Though perhaps confusing at first glance, it makes sense that someone arguing for the legitimacy of diverse sexual and gender identities would want to dispense with ‘dogmatic’ understandings of male / female at the biological level. Of course, the argument works in reverse too; if sex is actually a biological reality - a genuine given and not merely a human interpretation or construction - then gender and sexuality (whilst still ‘performative’ - i.e. culturally and personally constructed) actually orbit around something innate about the human being.
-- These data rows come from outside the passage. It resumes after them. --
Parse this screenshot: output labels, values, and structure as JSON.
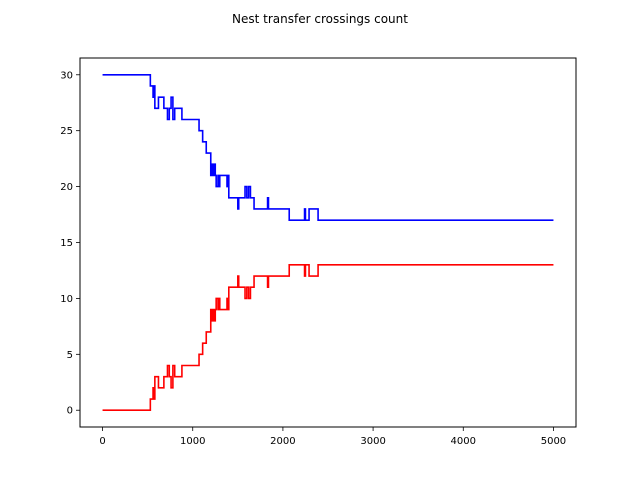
{
  "chart_data": {
    "type": "line",
    "title": "Nest transfer crossings count",
    "xlabel": "",
    "ylabel": "",
    "xlim": [
      -250,
      5250
    ],
    "ylim": [
      -1.5,
      31.5
    ],
    "xticks": [
      0,
      1000,
      2000,
      3000,
      4000,
      5000
    ],
    "yticks": [
      0,
      5,
      10,
      15,
      20,
      25,
      30
    ],
    "grid": false,
    "series": [
      {
        "color": "#0000ff",
        "step": true,
        "x": [
          0,
          530,
          560,
          570,
          580,
          620,
          640,
          680,
          700,
          720,
          740,
          760,
          780,
          800,
          880,
          960,
          1070,
          1080,
          1110,
          1150,
          1200,
          1210,
          1220,
          1225,
          1230,
          1240,
          1250,
          1260,
          1280,
          1290,
          1300,
          1380,
          1390,
          1400,
          1500,
          1510,
          1520,
          1560,
          1580,
          1600,
          1620,
          1640,
          1680,
          1830,
          1840,
          1850,
          2070,
          2080,
          2240,
          2250,
          2260,
          2290,
          2300,
          2390,
          2400,
          5000
        ],
        "values": [
          30,
          29,
          28,
          29,
          27,
          28,
          28,
          27,
          27,
          26,
          27,
          28,
          26,
          27,
          26,
          26,
          25,
          25,
          24,
          23,
          21,
          22,
          21,
          22,
          21,
          22,
          21,
          20,
          21,
          20,
          21,
          20,
          21,
          19,
          18,
          19,
          19,
          19,
          20,
          19,
          20,
          19,
          18,
          19,
          18,
          18,
          17,
          17,
          18,
          17,
          17,
          18,
          18,
          17,
          17,
          17
        ]
      },
      {
        "color": "#ff0000",
        "step": true,
        "x": [
          0,
          530,
          560,
          570,
          580,
          620,
          640,
          680,
          700,
          720,
          740,
          760,
          780,
          800,
          880,
          960,
          1070,
          1080,
          1110,
          1150,
          1200,
          1210,
          1220,
          1225,
          1230,
          1240,
          1250,
          1260,
          1280,
          1290,
          1300,
          1380,
          1390,
          1400,
          1500,
          1510,
          1520,
          1560,
          1580,
          1600,
          1620,
          1640,
          1680,
          1830,
          1840,
          1850,
          2070,
          2080,
          2240,
          2250,
          2260,
          2290,
          2300,
          2390,
          2400,
          5000
        ],
        "values": [
          0,
          1,
          2,
          1,
          3,
          2,
          2,
          3,
          3,
          4,
          3,
          2,
          4,
          3,
          4,
          4,
          5,
          5,
          6,
          7,
          9,
          8,
          9,
          8,
          9,
          8,
          9,
          10,
          9,
          10,
          9,
          10,
          9,
          11,
          12,
          11,
          11,
          11,
          10,
          11,
          10,
          11,
          12,
          11,
          12,
          12,
          13,
          13,
          12,
          13,
          13,
          12,
          12,
          13,
          13,
          13
        ]
      }
    ]
  }
}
As a Christian, I understand human beings to bear the image of the Living God, marking them as uniquely valuable amongst God’s creation. I also believe that it is incumbent upon followers of Jesus to be simultaneously conversant with contemporary understandings of what it means to be human and with God’s revelation on the matter. People of all stripes are seeking to make sense of who they are and what their life might mean. Therefore, Christian attempts to bring Christ’s good news to askers of such questions should be neither trite and simplistic nor dogmatic and ill-considered. Having set out this theoretical ground, I hope to explore further theological engagement with these subjects in future posts.